The safety and efficacy of strontium ranelate for osteoporosis have been investigated in 4 randomized, double-blind, placebo-controlled trials. Three trials evaluated strontium ranelate 0.5-2 g/day for osteoporosis treatment,[2,3,4] and 1 study evaluated 125 mg-1 g/day for osteoporosis prevention.[5] For treatment, strontium ranelate 2 g/day for 3 years reduced vertebral fractures by 37% (relative risk [RR] 0.63; 95% confidence interval [CI] 0.56, 0.71) and nonvertebral fractures by 14% (RR 0.86; 95% CI 0.75, 0.98). Lower doses were superior to placebo, but reduction in vertebral fractures and increase in bone mineral density were greater with 2 g/day.[6] A recent study of women with osteoporosis taking strontium ranelate 2 g daily for 8 years showed sustained increases in bone mineral density.[7] In all studies, patients took supplemental calcium and vitamin D.

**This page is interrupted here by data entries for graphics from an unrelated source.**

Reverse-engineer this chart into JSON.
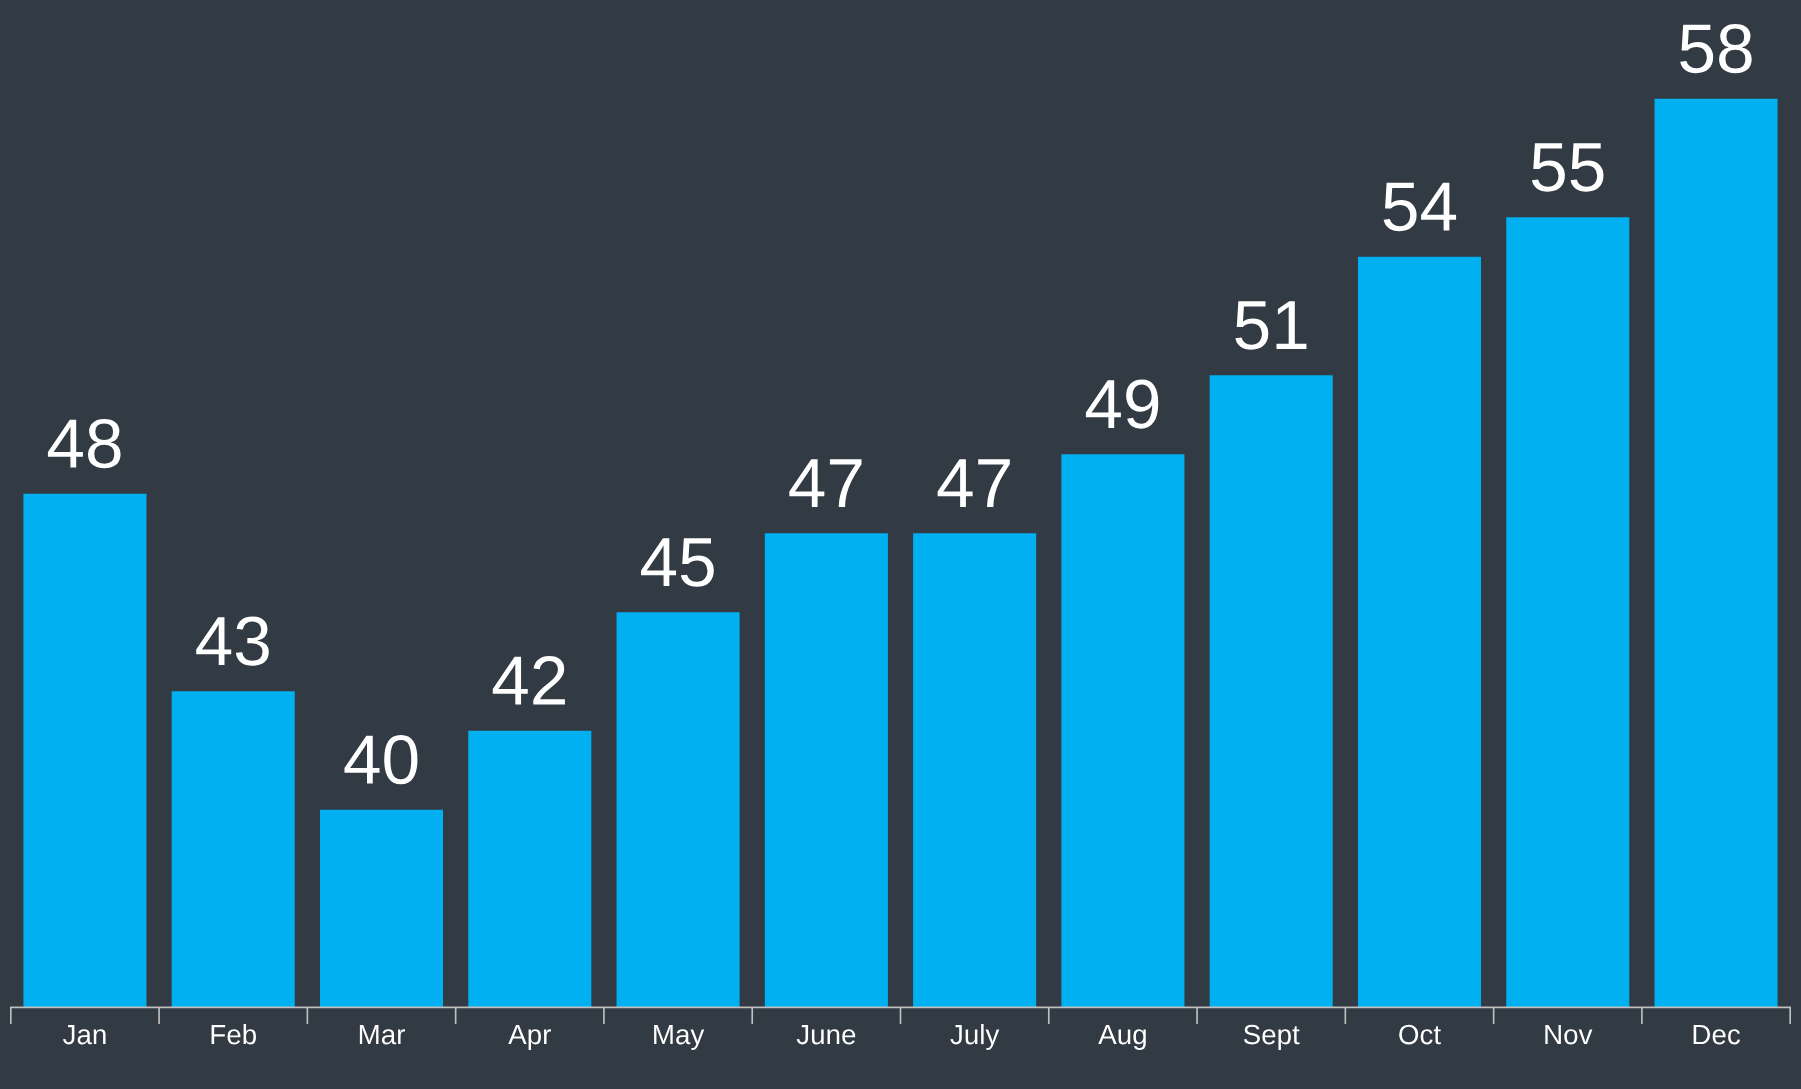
{
  "chart_data": {
    "type": "bar",
    "categories": [
      "Jan",
      "Feb",
      "Mar",
      "Apr",
      "May",
      "June",
      "July",
      "Aug",
      "Sept",
      "Oct",
      "Nov",
      "Dec"
    ],
    "values": [
      48,
      43,
      40,
      42,
      45,
      47,
      47,
      49,
      51,
      54,
      55,
      58
    ],
    "color": "#00b0f0",
    "ylim": [
      35,
      60.5
    ],
    "data_labels": true,
    "grid": false,
    "legend": false,
    "tick_labels": "x"
  }
}
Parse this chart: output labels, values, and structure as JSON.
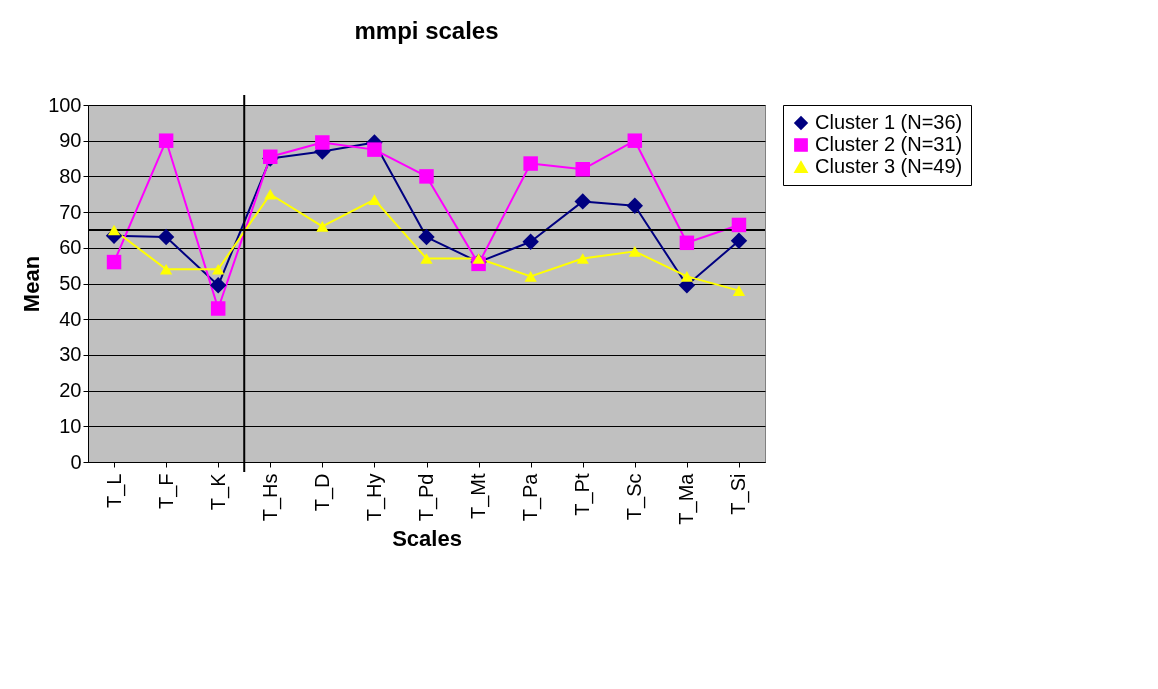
{
  "chart_data": {
    "type": "line",
    "title": "mmpi scales",
    "xlabel": "Scales",
    "ylabel": "Mean",
    "categories": [
      "T_L",
      "T_F",
      "T_K",
      "T_Hs",
      "T_D",
      "T_Hy",
      "T_Pd",
      "T_Mt",
      "T_Pa",
      "T_Pt",
      "T_Sc",
      "T_Ma",
      "T_Si"
    ],
    "series": [
      {
        "name": "Cluster 1 (N=36)",
        "color": "#000080",
        "marker": "diamond",
        "values": [
          63.4,
          63,
          49.5,
          85,
          87,
          89.5,
          63,
          56,
          61.7,
          73,
          71.8,
          49.5,
          62
        ]
      },
      {
        "name": "Cluster 2 (N=31)",
        "color": "#ff00ff",
        "marker": "square",
        "values": [
          56,
          90,
          43,
          85.5,
          89.5,
          87.5,
          80,
          55.5,
          83.6,
          82,
          90,
          61.4,
          66.4
        ]
      },
      {
        "name": "Cluster 3 (N=49)",
        "color": "#ffff00",
        "marker": "triangle",
        "values": [
          65,
          54,
          54,
          75,
          66,
          73.5,
          57,
          57,
          52,
          57,
          59,
          52,
          48
        ]
      }
    ],
    "ylim": [
      0,
      100
    ],
    "yticks": [
      0,
      10,
      20,
      30,
      40,
      50,
      60,
      70,
      80,
      90,
      100
    ],
    "ref_lines": [
      {
        "axis": "y",
        "value": 65,
        "color": "#000000"
      },
      {
        "axis": "x",
        "value": "T_Hs",
        "color": "#000000"
      }
    ],
    "grid": "y",
    "legend": "right",
    "line_style": "solid"
  }
}
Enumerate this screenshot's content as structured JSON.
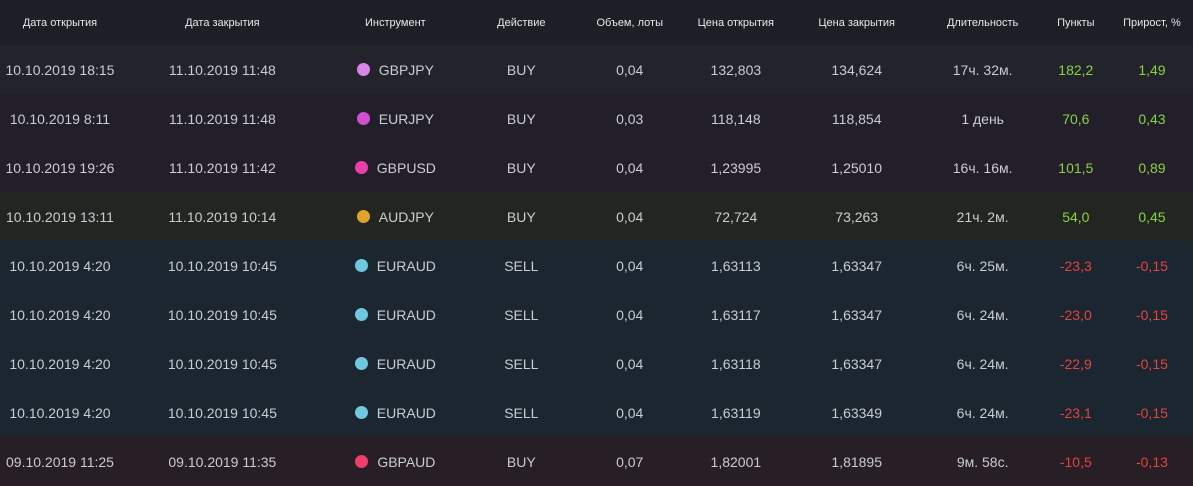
{
  "columns": [
    "Дата открытия",
    "Дата закрытия",
    "Инструмент",
    "Действие",
    "Объем, лоты",
    "Цена открытия",
    "Цена закрытия",
    "Длительность",
    "Пункты",
    "Прирост, %"
  ],
  "rows": [
    {
      "open_date": "10.10.2019 18:15",
      "close_date": "11.10.2019 11:48",
      "instrument": "GBPJPY",
      "dot_color": "#d884e8",
      "action": "BUY",
      "volume": "0,04",
      "open_price": "132,803",
      "close_price": "134,624",
      "duration": "17ч. 32м.",
      "points": "182,2",
      "gain": "1,49",
      "sign": "pos",
      "bg": "#23232b"
    },
    {
      "open_date": "10.10.2019 8:11",
      "close_date": "11.10.2019 11:48",
      "instrument": "EURJPY",
      "dot_color": "#d14dd1",
      "action": "BUY",
      "volume": "0,03",
      "open_price": "118,148",
      "close_price": "118,854",
      "duration": "1 день",
      "points": "70,6",
      "gain": "0,43",
      "sign": "pos",
      "bg": "#221f2b"
    },
    {
      "open_date": "10.10.2019 19:26",
      "close_date": "11.10.2019 11:42",
      "instrument": "GBPUSD",
      "dot_color": "#e840a6",
      "action": "BUY",
      "volume": "0,04",
      "open_price": "1,23995",
      "close_price": "1,25010",
      "duration": "16ч. 16м.",
      "points": "101,5",
      "gain": "0,89",
      "sign": "pos",
      "bg": "#241e2a"
    },
    {
      "open_date": "10.10.2019 13:11",
      "close_date": "11.10.2019 10:14",
      "instrument": "AUDJPY",
      "dot_color": "#e0a32a",
      "action": "BUY",
      "volume": "0,04",
      "open_price": "72,724",
      "close_price": "73,263",
      "duration": "21ч. 2м.",
      "points": "54,0",
      "gain": "0,45",
      "sign": "pos",
      "bg": "#232521"
    },
    {
      "open_date": "10.10.2019 4:20",
      "close_date": "10.10.2019 10:45",
      "instrument": "EURAUD",
      "dot_color": "#6ec9de",
      "action": "SELL",
      "volume": "0,04",
      "open_price": "1,63113",
      "close_price": "1,63347",
      "duration": "6ч. 25м.",
      "points": "-23,3",
      "gain": "-0,15",
      "sign": "neg",
      "bg": "#1c2630"
    },
    {
      "open_date": "10.10.2019 4:20",
      "close_date": "10.10.2019 10:45",
      "instrument": "EURAUD",
      "dot_color": "#6ec9de",
      "action": "SELL",
      "volume": "0,04",
      "open_price": "1,63117",
      "close_price": "1,63347",
      "duration": "6ч. 24м.",
      "points": "-23,0",
      "gain": "-0,15",
      "sign": "neg",
      "bg": "#1c2630"
    },
    {
      "open_date": "10.10.2019 4:20",
      "close_date": "10.10.2019 10:45",
      "instrument": "EURAUD",
      "dot_color": "#6ec9de",
      "action": "SELL",
      "volume": "0,04",
      "open_price": "1,63118",
      "close_price": "1,63347",
      "duration": "6ч. 24м.",
      "points": "-22,9",
      "gain": "-0,15",
      "sign": "neg",
      "bg": "#1c2630"
    },
    {
      "open_date": "10.10.2019 4:20",
      "close_date": "10.10.2019 10:45",
      "instrument": "EURAUD",
      "dot_color": "#6ec9de",
      "action": "SELL",
      "volume": "0,04",
      "open_price": "1,63119",
      "close_price": "1,63349",
      "duration": "6ч. 24м.",
      "points": "-23,1",
      "gain": "-0,15",
      "sign": "neg",
      "bg": "#1c2630"
    },
    {
      "open_date": "09.10.2019 11:25",
      "close_date": "09.10.2019 11:35",
      "instrument": "GBPAUD",
      "dot_color": "#f03d6c",
      "action": "BUY",
      "volume": "0,07",
      "open_price": "1,82001",
      "close_price": "1,81895",
      "duration": "9м. 58с.",
      "points": "-10,5",
      "gain": "-0,13",
      "sign": "neg",
      "bg": "#271e26"
    }
  ],
  "colors": {
    "positive": "#86d341",
    "negative": "#e5433f",
    "header_bg": "#1c1f25"
  }
}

Diarrhea is the most common adverse effect associated with strontium ranelate, usually occurring with higher doses. Data suggest that patients receiving strontium 2 g/day for 3-4 years have a higher risk for vascular side effects (eg, blood clots) and nervous system side effects (eg, seizures).[6]

All research published in peer-reviewed journals is on strontium ranelate. A phase 2 study on strontium malonate has been published as a meeting abstract.[8] No credible research is available on other strontium salts, and the bioavailability and effectiveness of these products are unknown.

For patients concerned about osteoporosis prevention, emphasize the importance of weight-bearing exercises and adequate calcium and vitamin D intake. For patients with diagnosed osteoporosis, FDA-approved treatments are indicated. Tell patients that dietary supplements containing strontium are unproven and should be avoided.